A software glitch that led to incorrectly displayed voting tallies on the Summit County Board of Elections’ website on Election Night left Deputy Director Pete Zeigler visibly frustrated.
In one section, results showed that 100% of precincts had been reported when, in fact, many votes were still outstanding.
“There are a whole lot of people out there [in the community] that care about what these results have to say,” Zeigler said just after 11 p.m. Election Day. About 15 people worked behind the scenes to make sure votes were counted and reported before they went home.
“I can’t even count how many, I just know how many are bothering me,” Zeigler said that evening. “People want their results. I don’t blame them, and that’s why we’re still here. We’re doing everything we can to make sure people get their results and they’ll be out shortly, but I’d have much rather they be out by now.”
Ultimately, there were no issues in counting votes — it was just a glitch in the software the board uses to report timely figures to the public on its website. The BOE contracts with a company called Tenex Software Solutions. The board fed the Tenex software tallies as they came in so it would display up-to-date information on the BOE website, but the display incorrectly said all precincts were reported before the results were actually in.

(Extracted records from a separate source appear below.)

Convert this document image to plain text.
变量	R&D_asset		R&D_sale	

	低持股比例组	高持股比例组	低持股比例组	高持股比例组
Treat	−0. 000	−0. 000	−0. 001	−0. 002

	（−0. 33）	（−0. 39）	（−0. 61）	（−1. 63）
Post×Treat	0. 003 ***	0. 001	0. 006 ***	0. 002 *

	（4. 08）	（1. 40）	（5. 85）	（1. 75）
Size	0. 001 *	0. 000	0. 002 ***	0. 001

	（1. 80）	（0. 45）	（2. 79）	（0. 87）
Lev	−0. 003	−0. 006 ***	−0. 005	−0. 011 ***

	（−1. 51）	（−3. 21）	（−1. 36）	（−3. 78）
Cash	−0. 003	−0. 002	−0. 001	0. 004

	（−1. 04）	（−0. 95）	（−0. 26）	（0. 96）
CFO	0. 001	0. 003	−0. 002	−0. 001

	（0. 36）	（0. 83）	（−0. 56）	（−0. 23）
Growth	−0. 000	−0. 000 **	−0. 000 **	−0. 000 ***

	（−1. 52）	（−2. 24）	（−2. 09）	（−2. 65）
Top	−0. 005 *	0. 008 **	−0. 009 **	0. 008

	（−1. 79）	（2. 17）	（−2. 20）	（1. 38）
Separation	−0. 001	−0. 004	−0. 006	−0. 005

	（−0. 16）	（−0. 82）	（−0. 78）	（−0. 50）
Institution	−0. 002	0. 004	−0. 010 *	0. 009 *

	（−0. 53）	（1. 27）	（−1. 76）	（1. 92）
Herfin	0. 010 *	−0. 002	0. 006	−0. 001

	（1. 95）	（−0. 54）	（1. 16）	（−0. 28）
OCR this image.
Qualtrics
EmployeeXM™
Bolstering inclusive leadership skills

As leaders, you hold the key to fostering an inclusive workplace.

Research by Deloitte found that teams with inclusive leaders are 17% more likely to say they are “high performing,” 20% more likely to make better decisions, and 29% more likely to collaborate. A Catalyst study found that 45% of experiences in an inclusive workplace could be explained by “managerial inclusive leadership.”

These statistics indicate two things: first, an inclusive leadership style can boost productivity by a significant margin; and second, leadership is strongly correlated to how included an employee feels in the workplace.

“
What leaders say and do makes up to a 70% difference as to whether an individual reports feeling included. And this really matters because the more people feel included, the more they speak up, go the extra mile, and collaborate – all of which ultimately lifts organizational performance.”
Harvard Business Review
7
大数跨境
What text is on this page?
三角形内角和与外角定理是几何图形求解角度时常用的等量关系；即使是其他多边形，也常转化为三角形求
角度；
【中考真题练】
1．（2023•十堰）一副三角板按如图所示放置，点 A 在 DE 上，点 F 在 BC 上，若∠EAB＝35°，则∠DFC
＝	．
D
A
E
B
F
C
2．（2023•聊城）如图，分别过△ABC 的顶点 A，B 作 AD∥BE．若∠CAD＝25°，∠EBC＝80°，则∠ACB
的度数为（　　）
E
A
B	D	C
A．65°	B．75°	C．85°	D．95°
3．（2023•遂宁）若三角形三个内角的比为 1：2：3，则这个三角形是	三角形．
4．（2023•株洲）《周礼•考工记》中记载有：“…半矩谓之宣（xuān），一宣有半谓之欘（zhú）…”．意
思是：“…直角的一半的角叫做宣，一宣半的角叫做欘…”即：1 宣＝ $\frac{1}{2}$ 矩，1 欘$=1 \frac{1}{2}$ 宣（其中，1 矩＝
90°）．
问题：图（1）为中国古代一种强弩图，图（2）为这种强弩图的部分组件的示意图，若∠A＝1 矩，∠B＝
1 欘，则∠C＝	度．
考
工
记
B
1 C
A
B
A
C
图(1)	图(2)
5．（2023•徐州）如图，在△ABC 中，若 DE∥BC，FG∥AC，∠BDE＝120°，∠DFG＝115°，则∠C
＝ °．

When the board workers realized this and couldn’t fix it on their own, they stopped using the software and instead periodically uploaded static PDF files.
“It failed us last night,” said Summit County Board of Elections Chairman Bill Rich on Wednesday. “We have to talk with Tenex to find out what went wrong and figure out if we can continue to use them in the future.”
Signal Akron contacted Tenex for comment about the glitch on Wednesday afternoon but had not gotten a response by Thursday afternoon.
Two-page ballots create more data to download, slow the process
Voting results were also reported later than normal Tuesday night, Rich said, because the ballots consisted of two double-sided pages that took longer for the ballot scanners in the polling locations to tally and report, compared to single-page ballots.
The ballots were two pages on Tuesday because of the amount of text included for Ohio Issues 1 and 2. The new scanners, first used in Summit County in the May primary and again in the August special election, saved four PDF files per voter. The previous tabulators did not create images of ballots.
“We get USB memory sticks for each machine, we plug each one into the tabulating system and upload all the data, and that takes longer because there’s considerably more data than there used to be,” Rich said. “Between dealing with the problem we had with the Tenex reporting system and just the fact that it takes longer for our tabulating system to read the data from the USB sticks, the results were being posted later than usual.”
The two-page ballot also caused an issue for at least one voter in Ellet, who fed both pages into the scanner at the same time. A poll worker, who would normally guide the voter through the scanning process, was helping someone else at the time and the voter attempted to “self serve.”
Rich said that if someone scanned both pages at the same time, the votes on the pages facing each other would not be tallied.
In the May primary and August special election, the board printed the ballot on thick paper stock. Many voters found it difficult to feed the ballots into the new scanners.
Finding a balance
The Summit County BOE is still determining the right balance between the thickness of the ballot paper and the size of the scanner opening so problems like that don’t occur. For Tuesday, the board decided on thinner paper to make it easier to push the ballots into the scanner. But that meant the ballots were so thin that two pages could be inserted at the same time.
“We may need to see if we can narrow the gap on the machines a little so that it will only accept one ballot at a time,” Rich said. “The key is going to be if we can narrow it enough so that it will only accept one at a time, but not so much that it will make it too difficult to insert a single sheet. Is there a happy medium somewhere? We’re going to have to try to figure it out.”